![]() |
Ilustrasi Ki Hajar Dewantara | Ngauris |
Tanggal 2 Mei selalu dirayakan dengan penuh hormat, seragam rapi, upacara sakral, dan jargon-jargon pendidikan dengan ala twibbon. Tapi Ki Hajar Dewantara, tokoh yang lahir di tanggal ini, mungkin lagi ngopi di alam baka sambil bilang: “Ini semua kenapa jadi gini?”

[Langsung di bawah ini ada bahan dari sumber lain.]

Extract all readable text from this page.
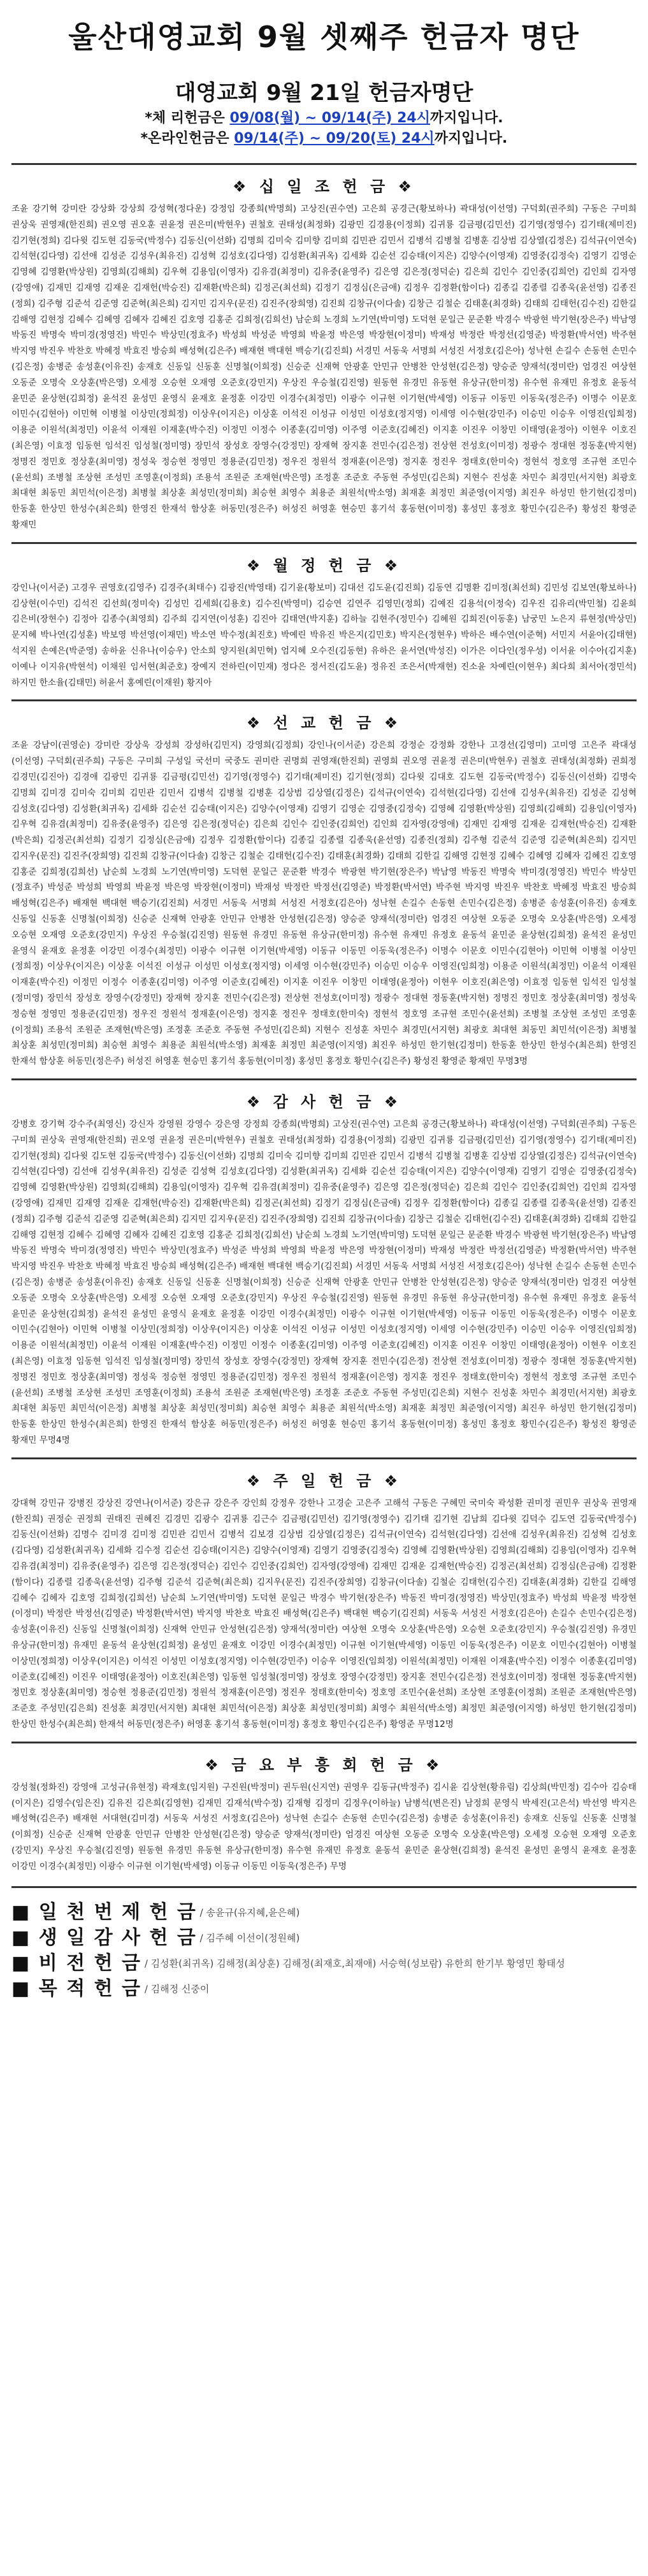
울산대영교회 9월 셋째주 헌금자 명단
대영교회 9월 21일 헌금자명단
*체 리헌금은 09/08(월) ~ 09/14(주) 24시까지입니다.
*온라인헌금은 09/14(주) ~ 09/20(토) 24시까지입니다.
❖ 십 일 조 헌 금 ❖
조윤 강기혁 강미란 강상화 강상희 강성혁(정다운) 강정임 강종희(박명희) 고상진(권수연) 고은희 공경근(황보하나) 곽대성(이선영) 구덕회(권주희) 구동은 구미희 권상욱 권영재(한진희) 권오영 권오훈 권윤정 권은미(박현우) 권철호 권태성(최정화) 김광민 김경용(이정희) 김귀룡 김금평(김민선) 김기영(정영수) 김기태(제미진) 김기현(정희) 김다윗 김도현 김동국(박정수) 김동신(이선화) 김명희 김미숙 김미향 김미희 김민관 김민서 김병석 김병철 김병훈 김상범 김상열(김정은) 김석규(이연숙) 김석현(김다영) 김선애 김성준 김성우(최유진) 김성혁 김성호(김다영) 김성환(최귀옥) 김세화 김순선 김승태(이지은) 김양수(이영재) 김영중(김정숙) 김영기 김영순 김영혜 김영환(박상원) 김영희(김해희) 김우혁 김용임(이영자) 김유겸(최정미) 김유중(윤영주) 김은영 김은정(정덕순) 김은희 김인수 김인중(김희언) 김인희 김자영(강영애) 김재민 김재영 김재운 김재헌(박승진) 김재환(박은희) 김정곤(최선희) 김정기 김정심(은금애) 김정우 김정환(함이다) 김종길 김종렬 김종욱(윤선영) 김종진(정희) 김주형 김준석 김준영 김준혁(최은희) 김지민 김지우(문진) 김진주(장희영) 김진희 김창규(이다솔) 김창근 김철순 김태훈(최경화) 김태희 김태헌(김수진) 김한길 김해영 김현정 김혜수 김혜영 김혜자 김혜진 김호영 김홍준 김희정(김희선) 남순희 노경희 노기연(박미영) 도덕현 문일근 문준환 박경수 박광현 박기현(장은주) 박남영 박동진 박명숙 박미경(정영진) 박민수 박상민(정효주) 박성희 박성준 박영희 박윤정 박은영 박장현(이정미) 박재성 박정란 박정선(김영준) 박정환(박서연) 박주현 박지영 박진우 박찬호 박혜정 박효진 방승희 배성혁(김은주) 배재현 백대현 백승기(김진희) 서경민 서동욱 서명희 서성진 서정호(김은아) 성낙현 손길수 손동현 손민수(김은정) 송병준 송성훈(이유진) 송재호 신동일 신동훈 신명철(이희정) 신승준 신재혁 안광훈 안민규 안병찬 안성현(김은정) 양승준 양재석(정미란) 엄경진 여상현 오동준 오명숙 오상훈(박은영) 오세정 오승현 오재영 오준호(강민지) 우상진 우승철(김진영) 원동현 유경민 유동현 유상규(한미정) 유수현 유재민 유정호 윤동석 윤민준 윤상현(김희정) 윤석진 윤성민 윤영식 윤재호 윤정훈 이강민 이경수(최정민) 이광수 이규현 이기현(박세영) 이동규 이동민 이동욱(정은주) 이명수 이문호 이민수(김현아) 이민혁 이병철 이상민(정희정) 이상우(이지은) 이상훈 이석진 이성규 이성민 이성호(정지영) 이세영 이수현(강민주) 이승민 이승우 이영진(임희정) 이용준 이원석(최정민) 이윤석 이재원 이재훈(박수진) 이정민 이정수 이종훈(김미영) 이주영 이준호(김혜진) 이지훈 이진우 이창민 이태영(윤정아) 이현우 이호진(최은영) 이효정 임동현 임석진 임성철(정미영) 장민석 장성호 장영수(강정민) 장재혁 장지훈 전민수(김은정) 전상현 전성호(이미정) 정광수 정대현 정동훈(박지현) 정명진 정민호 정상훈(최미영) 정성욱 정승현 정영민 정용준(김민정) 정우진 정원석 정재훈(이은영) 정지훈 정진우 정태호(한미숙) 정현석 정호영 조규현 조민수(윤선희) 조병철 조상현 조성민 조영훈(이정희) 조용석 조원준 조재현(박은영) 조정훈 조준호 주동현 주성민(김은희) 지현수 진성훈 차민수 최경민(서지현) 최광호 최대현 최동민 최민석(이은정) 최병철 최상훈 최성민(정미희) 최승현 최영수 최용준 최원석(박소영) 최재훈 최정민 최준영(이지영) 최진우 하성민 한기현(김정미) 한동훈 한상민 한성수(최은희) 한영진 한재석 함상훈 허동민(정은주) 허성진 허영훈 현승민 홍기석 홍동현(이미정) 홍성민 홍정호 황민수(김은주) 황성진 황영준 황재민
❖ 월 정 헌 금 ❖
강인나(이서준) 고경우 권영호(김영주) 김경주(최태수) 김광진(박영태) 김기윤(황보미) 김대선 김도윤(김진희) 김동연 김명환 김미정(최선희) 김민성 김보연(황보하나) 김상현(이수민) 김석진 김선희(정미숙) 김성민 김세희(김용호) 김수진(박영미) 김승연 김연주 김영민(정희) 김예진 김용석(이정숙) 김우진 김유리(박민철) 김윤희 김은비(장현수) 김정아 김종수(최영희) 김주희 김지연(이성훈) 김진아 김태연(박지훈) 김하늘 김현주(정민수) 김혜원 김희진(이동훈) 남궁민 노은지 류현정(박상민) 문지혜 박나연(김성훈) 박보영 박선영(이재민) 박소연 박수정(최진호) 박예린 박유진 박은지(김민호) 박지은(정현우) 박하은 배수연(이준혁) 서민지 서윤아(김태현) 석지원 손예은(박준영) 송하윤 신유나(이승우) 안소희 양지원(최민혁) 엄지혜 오수진(김동현) 유하은 윤서연(박성진) 이가은 이다인(정우성) 이서윤 이수아(김지훈) 이예나 이지유(박현석) 이채원 임서현(최준호) 장예지 전하린(이민재) 정다은 정서진(김도윤) 정유진 조은서(박재현) 진소윤 차예린(이현우) 최다희 최서아(정민석) 하지민 한소율(김태민) 허윤서 홍예린(이재원) 황지아
❖ 선 교 헌 금 ❖
조윤 강남이(권영순) 강미란 강상욱 강성희 강성하(김민지) 강영희(김정희) 강인나(이서준) 강은희 강정순 강정화 강한나 고경선(김영미) 고미영 고은주 곽대성(이선영) 구덕회(권주희) 구동은 구미희 구성일 국선미 국중도 권미란 권명희 권영재(한진희) 권영희 권오영 권윤정 권은미(박현우) 권철호 권태성(최정화) 권희정 김경민(김진아) 김경애 김광민 김귀룡 김금평(김민선) 김기영(정영수) 김기태(제미진) 김기현(정희) 김다윗 김대호 김도현 김동국(박정수) 김동신(이선화) 김명숙 김명희 김미경 김미숙 김미희 김민관 김민서 김병석 김병철 김병훈 김상범 김상열(김정은) 김석규(이연숙) 김석현(김다영) 김선애 김성우(최유진) 김성준 김성혁 김성호(김다영) 김성환(최귀옥) 김세화 김순선 김승태(이지은) 김양수(이영재) 김영기 김영순 김영중(김정숙) 김영혜 김영환(박상원) 김영희(김해희) 김용임(이영자) 김우혁 김유겸(최정미) 김유중(윤영주) 김은영 김은정(정덕순) 김은희 김인수 김인중(김희언) 김인희 김자영(강영애) 김재민 김재영 김재운 김재헌(박승진) 김재환(박은희) 김정곤(최선희) 김정기 김정심(은금애) 김정우 김정환(함이다) 김종길 김종렬 김종욱(윤선영) 김종진(정희) 김주형 김준석 김준영 김준혁(최은희) 김지민 김지우(문진) 김진주(장희영) 김진희 김창규(이다솔) 김창근 김철순 김태헌(김수진) 김태훈(최경화) 김태희 김한길 김해영 김현정 김혜수 김혜영 김혜자 김혜진 김호영 김홍준 김희정(김희선) 남순희 노경희 노기연(박미영) 도덕현 문일근 문준환 박경수 박광현 박기현(장은주) 박남영 박동진 박명숙 박미경(정영진) 박민수 박상민(정효주) 박성준 박성희 박영희 박윤정 박은영 박장현(이정미) 박재성 박정란 박정선(김영준) 박정환(박서연) 박주현 박지영 박진우 박찬호 박혜정 박효진 방승희 배성혁(김은주) 배재현 백대현 백승기(김진희) 서경민 서동욱 서명희 서성진 서정호(김은아) 성낙현 손길수 손동현 손민수(김은정) 송병준 송성훈(이유진) 송재호 신동일 신동훈 신명철(이희정) 신승준 신재혁 안광훈 안민규 안병찬 안성현(김은정) 양승준 양재석(정미란) 엄경진 여상현 오동준 오명숙 오상훈(박은영) 오세정 오승현 오재영 오준호(강민지) 우상진 우승철(김진영) 원동현 유경민 유동현 유상규(한미정) 유수현 유재민 유정호 윤동석 윤민준 윤상현(김희정) 윤석진 윤성민 윤영식 윤재호 윤정훈 이강민 이경수(최정민) 이광수 이규현 이기현(박세영) 이동규 이동민 이동욱(정은주) 이명수 이문호 이민수(김현아) 이민혁 이병철 이상민(정희정) 이상우(이지은) 이상훈 이석진 이성규 이성민 이성호(정지영) 이세영 이수현(강민주) 이승민 이승우 이영진(임희정) 이용준 이원석(최정민) 이윤석 이재원 이재훈(박수진) 이정민 이정수 이종훈(김미영) 이주영 이준호(김혜진) 이지훈 이진우 이창민 이태영(윤정아) 이현우 이호진(최은영) 이효정 임동현 임석진 임성철(정미영) 장민석 장성호 장영수(강정민) 장재혁 장지훈 전민수(김은정) 전상현 전성호(이미정) 정광수 정대현 정동훈(박지현) 정명진 정민호 정상훈(최미영) 정성욱 정승현 정영민 정용준(김민정) 정우진 정원석 정재훈(이은영) 정지훈 정진우 정태호(한미숙) 정현석 정호영 조규현 조민수(윤선희) 조병철 조상현 조성민 조영훈(이정희) 조용석 조원준 조재현(박은영) 조정훈 조준호 주동현 주성민(김은희) 지현수 진성훈 차민수 최경민(서지현) 최광호 최대현 최동민 최민석(이은정) 최병철 최상훈 최성민(정미희) 최승현 최영수 최용준 최원석(박소영) 최재훈 최정민 최준영(이지영) 최진우 하성민 한기현(김정미) 한동훈 한상민 한성수(최은희) 한영진 한재석 함상훈 허동민(정은주) 허성진 허영훈 현승민 홍기석 홍동현(이미정) 홍성민 홍정호 황민수(김은주) 황성진 황영준 황재민 무명3명
❖ 감 사 헌 금 ❖
강병호 강기혁 강수주(최영신) 강신자 강영원 강영수 강은영 강정희 강종희(박명희) 고상진(권수연) 고은희 공경근(황보하나) 곽대성(이선영) 구덕회(권주희) 구동은 구미희 권상욱 권영재(한진희) 권오영 권윤정 권은미(박현우) 권철호 권태성(최정화) 김경용(이정희) 김광민 김귀룡 김금평(김민선) 김기영(정영수) 김기태(제미진) 김기현(정희) 김다윗 김도현 김동국(박정수) 김동신(이선화) 김명희 김미숙 김미향 김미희 김민관 김민서 김병석 김병철 김병훈 김상범 김상열(김정은) 김석규(이연숙) 김석현(김다영) 김선애 김성우(최유진) 김성준 김성혁 김성호(김다영) 김성환(최귀옥) 김세화 김순선 김승태(이지은) 김양수(이영재) 김영기 김영순 김영중(김정숙) 김영혜 김영환(박상원) 김영희(김해희) 김용임(이영자) 김우혁 김유겸(최정미) 김유중(윤영주) 김은영 김은정(정덕순) 김은희 김인수 김인중(김희언) 김인희 김자영(강영애) 김재민 김재영 김재운 김재헌(박승진) 김재환(박은희) 김정곤(최선희) 김정기 김정심(은금애) 김정우 김정환(함이다) 김종길 김종렬 김종욱(윤선영) 김종진(정희) 김주형 김준석 김준영 김준혁(최은희) 김지민 김지우(문진) 김진주(장희영) 김진희 김창규(이다솔) 김창근 김철순 김태헌(김수진) 김태훈(최경화) 김태희 김한길 김해영 김현정 김혜수 김혜영 김혜자 김혜진 김호영 김홍준 김희정(김희선) 남순희 노경희 노기연(박미영) 도덕현 문일근 문준환 박경수 박광현 박기현(장은주) 박남영 박동진 박명숙 박미경(정영진) 박민수 박상민(정효주) 박성준 박성희 박영희 박윤정 박은영 박장현(이정미) 박재성 박정란 박정선(김영준) 박정환(박서연) 박주현 박지영 박진우 박찬호 박혜정 박효진 방승희 배성혁(김은주) 배재현 백대현 백승기(김진희) 서경민 서동욱 서명희 서성진 서정호(김은아) 성낙현 손길수 손동현 손민수(김은정) 송병준 송성훈(이유진) 송재호 신동일 신동훈 신명철(이희정) 신승준 신재혁 안광훈 안민규 안병찬 안성현(김은정) 양승준 양재석(정미란) 엄경진 여상현 오동준 오명숙 오상훈(박은영) 오세정 오승현 오재영 오준호(강민지) 우상진 우승철(김진영) 원동현 유경민 유동현 유상규(한미정) 유수현 유재민 유정호 윤동석 윤민준 윤상현(김희정) 윤석진 윤성민 윤영식 윤재호 윤정훈 이강민 이경수(최정민) 이광수 이규현 이기현(박세영) 이동규 이동민 이동욱(정은주) 이명수 이문호 이민수(김현아) 이민혁 이병철 이상민(정희정) 이상우(이지은) 이상훈 이석진 이성규 이성민 이성호(정지영) 이세영 이수현(강민주) 이승민 이승우 이영진(임희정) 이용준 이원석(최정민) 이윤석 이재원 이재훈(박수진) 이정민 이정수 이종훈(김미영) 이주영 이준호(김혜진) 이지훈 이진우 이창민 이태영(윤정아) 이현우 이호진(최은영) 이효정 임동현 임석진 임성철(정미영) 장민석 장성호 장영수(강정민) 장재혁 장지훈 전민수(김은정) 전상현 전성호(이미정) 정광수 정대현 정동훈(박지현) 정명진 정민호 정상훈(최미영) 정성욱 정승현 정영민 정용준(김민정) 정우진 정원석 정재훈(이은영) 정지훈 정진우 정태호(한미숙) 정현석 정호영 조규현 조민수(윤선희) 조병철 조상현 조성민 조영훈(이정희) 조용석 조원준 조재현(박은영) 조정훈 조준호 주동현 주성민(김은희) 지현수 진성훈 차민수 최경민(서지현) 최광호 최대현 최동민 최민석(이은정) 최병철 최상훈 최성민(정미희) 최승현 최영수 최용준 최원석(박소영) 최재훈 최정민 최준영(이지영) 최진우 하성민 한기현(김정미) 한동훈 한상민 한성수(최은희) 한영진 한재석 함상훈 허동민(정은주) 허성진 허영훈 현승민 홍기석 홍동현(이미정) 홍성민 홍정호 황민수(김은주) 황성진 황영준 황재민 무명4명
❖ 주 일 헌 금 ❖
강대혁 강민규 강병진 강상진 강연나(이서준) 강은규 강은주 강인희 강정우 강한나 고경순 고은주 고해석 구동은 구혜민 국미숙 곽성환 권미정 권민우 권상욱 권영재(한진희) 권정순 권정희 권태진 권혜진 김경민 김광수 김귀룡 김근수 김금평(김민선) 김기영(정영수) 김기태 김기현 김남희 김다윗 김덕수 김도연 김동국(박정수) 김동신(이선화) 김명수 김미경 김미정 김민관 김민서 김병석 김보경 김상범 김상열(김정은) 김석규(이연숙) 김석현(김다영) 김선애 김성우(최유진) 김성혁 김성호(김다영) 김성환(최귀옥) 김세화 김수정 김순선 김승태(이지은) 김양수(이영재) 김영기 김영중(김정숙) 김영혜 김영환(박상원) 김영희(김해희) 김용임(이영자) 김우혁 김유겸(최정미) 김유중(윤영주) 김은영 김은정(정덕순) 김인수 김인중(김희언) 김자영(강영애) 김재민 김재운 김재헌(박승진) 김정곤(최선희) 김정심(은금애) 김정환(함이다) 김종렬 김종욱(윤선영) 김주형 김준석 김준혁(최은희) 김지우(문진) 김진주(장희영) 김창규(이다솔) 김철순 김태헌(김수진) 김태훈(최경화) 김한길 김해영 김혜수 김혜자 김호영 김희정(김희선) 남순희 노기연(박미영) 도덕현 문일근 박경수 박기현(장은주) 박동진 박미경(정영진) 박상민(정효주) 박성희 박윤정 박장현(이정미) 박정란 박정선(김영준) 박정환(박서연) 박지영 박찬호 박효진 배성혁(김은주) 백대현 백승기(김진희) 서동욱 서성진 서정호(김은아) 손길수 손민수(김은정) 송성훈(이유진) 신동일 신명철(이희정) 신재혁 안민규 안성현(김은정) 양재석(정미란) 여상현 오명숙 오상훈(박은영) 오승현 오준호(강민지) 우승철(김진영) 유경민 유상규(한미정) 유재민 윤동석 윤상현(김희정) 윤성민 윤재호 이강민 이경수(최정민) 이규현 이기현(박세영) 이동민 이동욱(정은주) 이문호 이민수(김현아) 이병철 이상민(정희정) 이상우(이지은) 이석진 이성민 이성호(정지영) 이수현(강민주) 이승우 이영진(임희정) 이원석(최정민) 이재원 이재훈(박수진) 이정수 이종훈(김미영) 이준호(김혜진) 이진우 이태영(윤정아) 이호진(최은영) 임동현 임성철(정미영) 장성호 장영수(강정민) 장지훈 전민수(김은정) 전성호(이미정) 정대현 정동훈(박지현) 정민호 정상훈(최미영) 정승현 정용준(김민정) 정원석 정재훈(이은영) 정진우 정태호(한미숙) 정호영 조민수(윤선희) 조상현 조영훈(이정희) 조원준 조재현(박은영) 조준호 주성민(김은희) 진성훈 최경민(서지현) 최대현 최민석(이은정) 최상훈 최성민(정미희) 최영수 최원석(박소영) 최정민 최준영(이지영) 하성민 한기현(김정미) 한상민 한성수(최은희) 한재석 허동민(정은주) 허영훈 홍기석 홍동현(이미정) 홍정호 황민수(김은주) 황영준 무명12명
❖ 금 요 부 흥 회 헌 금 ❖
강성철(정화진) 강영애 고성규(유현정) 곽재호(임지원) 구진원(박정미) 권두원(신지연) 권영우 김동규(박정주) 김시윤 김상현(황유림) 김상희(박민정) 김수아 김승태(이지은) 김영수(임은진) 김유진 김은희(김영현) 김재민 김재석(박수정) 김재형 김정미 김정우(이하늘) 남병석(변은진) 남정희 문영식 박세진(고은석) 박선영 박지은 배성혁(김은주) 배재현 서대현(김미경) 서동욱 서성진 서정호(김은아) 성낙현 손길수 손동현 손민수(김은정) 송병준 송성훈(이유진) 송재호 신동일 신동훈 신명철(이희정) 신승준 신재혁 안광훈 안민규 안병찬 안성현(김은정) 양승준 양재석(정미란) 엄경진 여상현 오동준 오명숙 오상훈(박은영) 오세정 오승현 오재영 오준호(강민지) 우상진 우승철(김진영) 원동현 유경민 유동현 유상규(한미정) 유수현 유재민 유정호 윤동석 윤민준 윤상현(김희정) 윤석진 윤성민 윤영식 윤재호 윤정훈 이강민 이경수(최정민) 이광수 이규현 이기현(박세영) 이동규 이동민 이동욱(정은주) 무명
■ 일 천 번 제 헌 금 / 송윤규(유지혜,윤은혜)
■ 생 일 감 사 헌 금 / 김주혜 이선이(정원혜)
■ 비 전 헌 금 / 김성환(최귀옥) 김해정(최상훈) 김해정(최재호,최재애) 서승혁(성보람) 유한희 한기부 황영민 황태성
■ 목 적 헌 금 / 김해정 신중이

Beliau itu dulu bangsawan. Tapi malah melepaskan gelarnya demi mendekat ke rakyat, dan bikin sistem pendidikan yang membebaskan. Bukan sekadar untuk naik kasta, tapi untuk membentuk manusia yang utuh, yang mikir, yang punya nurani, yang bisa membedakan mana sekolah dan mana penjajahan gaya baru.
Tapi sekarang? Pendidikan jadi kaya konten marketing. Ada “event Hardiknas”, tapi isinya lomba bikin video, upacara, dan ucapan selamat di Instagram pakai twibbon. Maknanya? Nggak tahu. Asal kelihatan meriah dan trending.
Ki Hajar Bikin Taman Siswa, Kita Bikin Taman Formalitas
Pendidikan menurut beliau adalah jalan memanusiakan manusia. Tapi kita sekarang malah menjadikan pendidikan sebagai jalan pintas ke dunia kerja. Bahkan kadang lebih mirip lintasan balap menuju ijazah.
Sekolah berubah jadi pabrik. Universitas berubah jadi biro jasa CV. Anak-anak dikasih template, bukan ruang berpikir. Salah itu dosa. Bertanya dianggap ngelawan. Lulus cepat lebih penting daripada tumbuh utuh.
Kita ngajarin anak-anak jadi patuh, bukan jadi peka. Jadi rajin absen, bukan rajin mikir. Pendidikan kita lebih takut pada nilai jelek daripada karakter buruk. Karena yang penting IPK tinggi, soal empati bisa nyusul (kalau sempat).
Belajar Jadi Komoditas, Manusia Jadi Produk
Kurikulum berubah terus, tapi jarang tanya: apa yang dibutuhkan manusia? Guru dibebani administrasi, murid dibebani ranking. Semua ikut lomba yang nggak jelas siapa panitianya: lomba mengejar angka.
Sekolah nggak lagi tempat kontemplasi, tapi tempat akreditasi. Universitas jadi jalur ekspres menuju ijazah, karena katanya kalau nggak punya ijazah, kita nggak laku di pasar. Padahal, sejak kapan pendidikan duduk satu meja sama kapitalisme?
Selamat Hari Pendidikan Nasional!
Semoga ini bukan sekadar tanggal merah dan konten nostalgia. Tapi jadi momen kita nanya bareng: “Pendidikan kita ini masih neken otak, atau udah masuk angin?”
Karena kalau pendidikan terus begini, jangan-jangan yang kita hasilkan bukan generasi pembelajar, tapi generasi pengumpul sertifikat.